Als Tullius ihn wiederum umrundete, von allen Seiten taxierte, stieg in Gracchus die Vermutung auf, dass jener ihn zunehmend sekieren wollte, womöglich war nicht viel des flavischen Erbes an ihn übergegangen, er nur ein Einfallspinsel aus der Suburua, welchem das Schicksal nun eine Wendung zugespielt hatte, aus welcher er den größtmöglichen Gewinn herausschlagen wollte. Es war dies ein Gedanke, welcher Gracchus enttäuschte, gleichsam war er noch immer hin und her gerissen, denn Tullius reizte gleichsam die Situation bis zum Äußersten aus, wie es nur ein äußerst dummer oder aber äußerst gerissener Mann tun würde.
"Mein lieber Bruder - soweit sind wir noch lange nicht."
Seine Worte waren trocken wie der Staub in den Ecken des Raumes, obgleich das leise Lachen seines Gegenübers den aufkeimenden leichten Unmut weiter schürte.
"Doch sei dir assekuriert, keine Spur von Ironie lag in meinen Worten, denn es ist wie es ist. Du bist ein Ruderer im dunklen Rumpf eines gewaltigen Schiffes, welches unablässig seinem Kurs folgt, und gleich, in welche Richtung du deine Kraft stemmst, das Schiff zieht dein Ruder mit sich und das Ruder zieht seinen Kreis, zieht dich mit sich, ob du willst oder nicht. Meine Familie dagegen ist dazu auserkoren, an Deck des Schiffes zu stehen, den Kurs mitzubestimmen, und ich werde eines Tages diesen Kurs mitbestimmen."

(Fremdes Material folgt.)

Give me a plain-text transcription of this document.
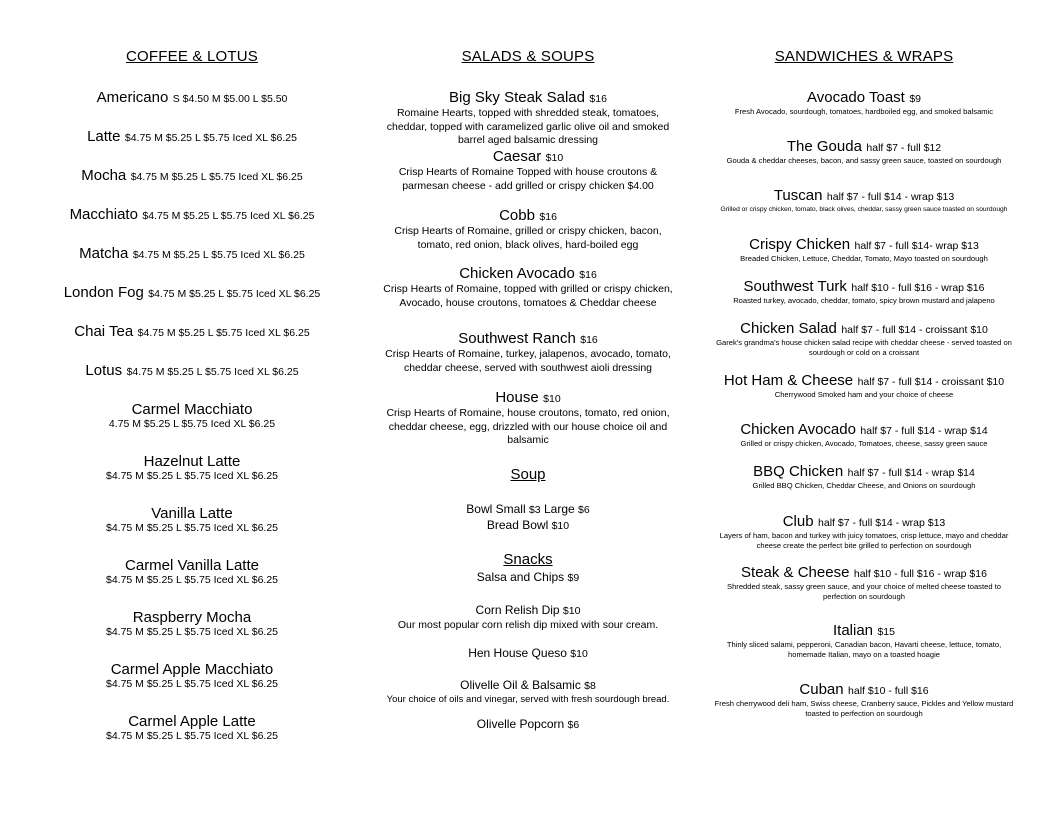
COFFEE & LOTUS
Americano S $4.50 M $5.00 L $5.50
Latte $4.75 M $5.25 L $5.75 Iced XL $6.25
Mocha $4.75 M $5.25 L $5.75 Iced XL $6.25
Macchiato $4.75 M $5.25 L $5.75 Iced XL $6.25
Matcha $4.75 M $5.25 L $5.75 Iced XL $6.25
London Fog $4.75 M $5.25 L $5.75 Iced XL $6.25
Chai Tea $4.75 M $5.25 L $5.75 Iced XL $6.25
Lotus $4.75 M $5.25 L $5.75 Iced XL $6.25
Carmel Macchiato
4.75 M $5.25 L $5.75 Iced XL $6.25
Hazelnut Latte
$4.75 M $5.25 L $5.75 Iced XL $6.25
Vanilla Latte
$4.75 M $5.25 L $5.75 Iced XL $6.25
Carmel Vanilla Latte
$4.75 M $5.25 L $5.75 Iced XL $6.25
Raspberry Mocha
$4.75 M $5.25 L $5.75 Iced XL $6.25
Carmel Apple Macchiato
$4.75 M $5.25 L $5.75 Iced XL $6.25
Carmel Apple Latte
$4.75 M $5.25 L $5.75 Iced XL $6.25
SALADS & SOUPS
Big Sky Steak Salad $16
Romaine Hearts, topped with shredded steak, tomatoes, cheddar, topped with caramelized garlic olive oil and smoked barrel aged balsamic dressing
Caesar $10
Crisp Hearts of Romaine Topped with house croutons & parmesan cheese - add grilled or crispy chicken $4.00
Cobb $16
Crisp Hearts of Romaine, grilled or crispy chicken, bacon, tomato, red onion, black olives, hard-boiled egg
Chicken Avocado $16
Crisp Hearts of Romaine, topped with grilled or crispy chicken, Avocado, house croutons, tomatoes & Cheddar cheese
Southwest Ranch $16
Crisp Hearts of Romaine, turkey, jalapenos, avocado, tomato, cheddar cheese, served with southwest aioli dressing
House $10
Crisp Hearts of Romaine, house croutons, tomato, red onion, cheddar cheese, egg, drizzled with our house choice oil and balsamic
Soup
Bowl Small $3 Large $6
Bread Bowl $10
Snacks
Salsa and Chips $9
Corn Relish Dip $10
Our most popular corn relish dip mixed with sour cream.
Hen House Queso $10
Olivelle Oil & Balsamic $8
Your choice of oils and vinegar, served with fresh sourdough bread.
Olivelle Popcorn $6
SANDWICHES & WRAPS
Avocado Toast $9
Fresh Avocado, sourdough, tomatoes, hardboiled egg, and smoked balsamic
The Gouda half $7 - full $12
Gouda & cheddar cheeses, bacon, and sassy green sauce, toasted on sourdough
Tuscan half $7 - full $14 - wrap $13
Grilled or crispy chicken, tomato, black olives, cheddar, sassy green sauce toasted on sourdough
Crispy Chicken half $7 - full $14- wrap $13
Breaded Chicken, Lettuce, Cheddar, Tomato, Mayo toasted on sourdough
Southwest Turk half $10 - full $16 - wrap $16
Roasted turkey, avocado, cheddar, tomato, spicy brown mustard and jalapeno
Chicken Salad half $7 - full $14 - croissant $10
Garek's grandma's house chicken salad recipe with cheddar cheese - served toasted on sourdough or cold on a croissant
Hot Ham & Cheese half $7 - full $14 - croissant $10
Cherrywood Smoked ham and your choice of cheese
Chicken Avocado half $7 - full $14 - wrap $14
Grilled or crispy chicken, Avocado, Tomatoes, cheese, sassy green sauce
BBQ Chicken half $7 - full $14 - wrap $14
Grilled BBQ Chicken, Cheddar Cheese, and Onions on sourdough
Club half $7 - full $14 - wrap $13
Layers of ham, bacon and turkey with juicy tomatoes, crisp lettuce, mayo and cheddar cheese create the perfect bite grilled to perfection on sourdough
Steak & Cheese half $10 - full $16 - wrap $16
Shredded steak, sassy green sauce, and your choice of melted cheese toasted to perfection on sourdough
Italian $15
Thinly sliced salami, pepperoni, Canadian bacon, Havarti cheese, lettuce, tomato, homemade Italian, mayo on a toasted hoagie
Cuban half $10 - full $16
Fresh cherrywood deli ham, Swiss cheese, Cranberry sauce, Pickles and Yellow mustard toasted to perfection on sourdough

Jede Milde, die sonst in Gracchus' Stimme lag, war sukzessive mit jedem Wort daraus verschwunden, gleichsam jede Zurückhaltung und jede Demut, welche die Tugenden lehrten, denn sein Gegenüber war augenscheinlich kein Mann, der durch Tugenden zu Überzeugen war.
"Auch, wenn es soweit noch nicht ist, so stehe ich doch an Deck des Schiffes, während du in seinem Inneren dein Leben fristest und verlebst, und wie jene an Deck über das Schicksal der Ruderer bestimmen können, so werde auch ich über dein Schicksal bestimmen können, wenn mir dies beliebt. Mein Sklave mag nicht nur dem Namen nach dem Tribus Sciurini angehören und keiner Fliege etwas zu Leide tun können, doch du solltest nicht den Fehler begehen, vom Skaven auf den Herrn zu schließen. Unterschätze nicht die Macht, welche der Name Flavius an sich hat, unterschätze nicht das flavische Durchsetzungsvermögen, und vor allem, unterschätze nicht mich. Die göttlichen, gerechten und gütigen flavischen Kaiser sind Teil unserer Ahnenreihe, doch ebenso ist es der unsägliche Domitianus, der nicht umsonst aus den Annalen der Geschichte getilgt wurde."
Hätte Gracchus um das heimliche Leben seines Sklaven gewusst und darum, wie falsch er mit seiner Vermutung diesbezüglich lag, wie lammfromm er doch selbst bei äußerer Betrachtung im Vergleich mit Sciurus schien, so wäre ihm vermutlich übel geworden. Doch Gracchus wusste darum nicht, er wusste einzig darum, dass sein Erbe, sein Streben keine Widersacher duldete und obwohl er sich bis dahin noch nie Gedanken über solcherlei machen musste, so war doch irgendwann die Zeit dazu gekommen, womöglich in diesem Augenblick, und er wusste, dass ein einziges Zögern bereits zu viel sein konnte, denn Rom kannte kein Erbarmen mit Zauderern.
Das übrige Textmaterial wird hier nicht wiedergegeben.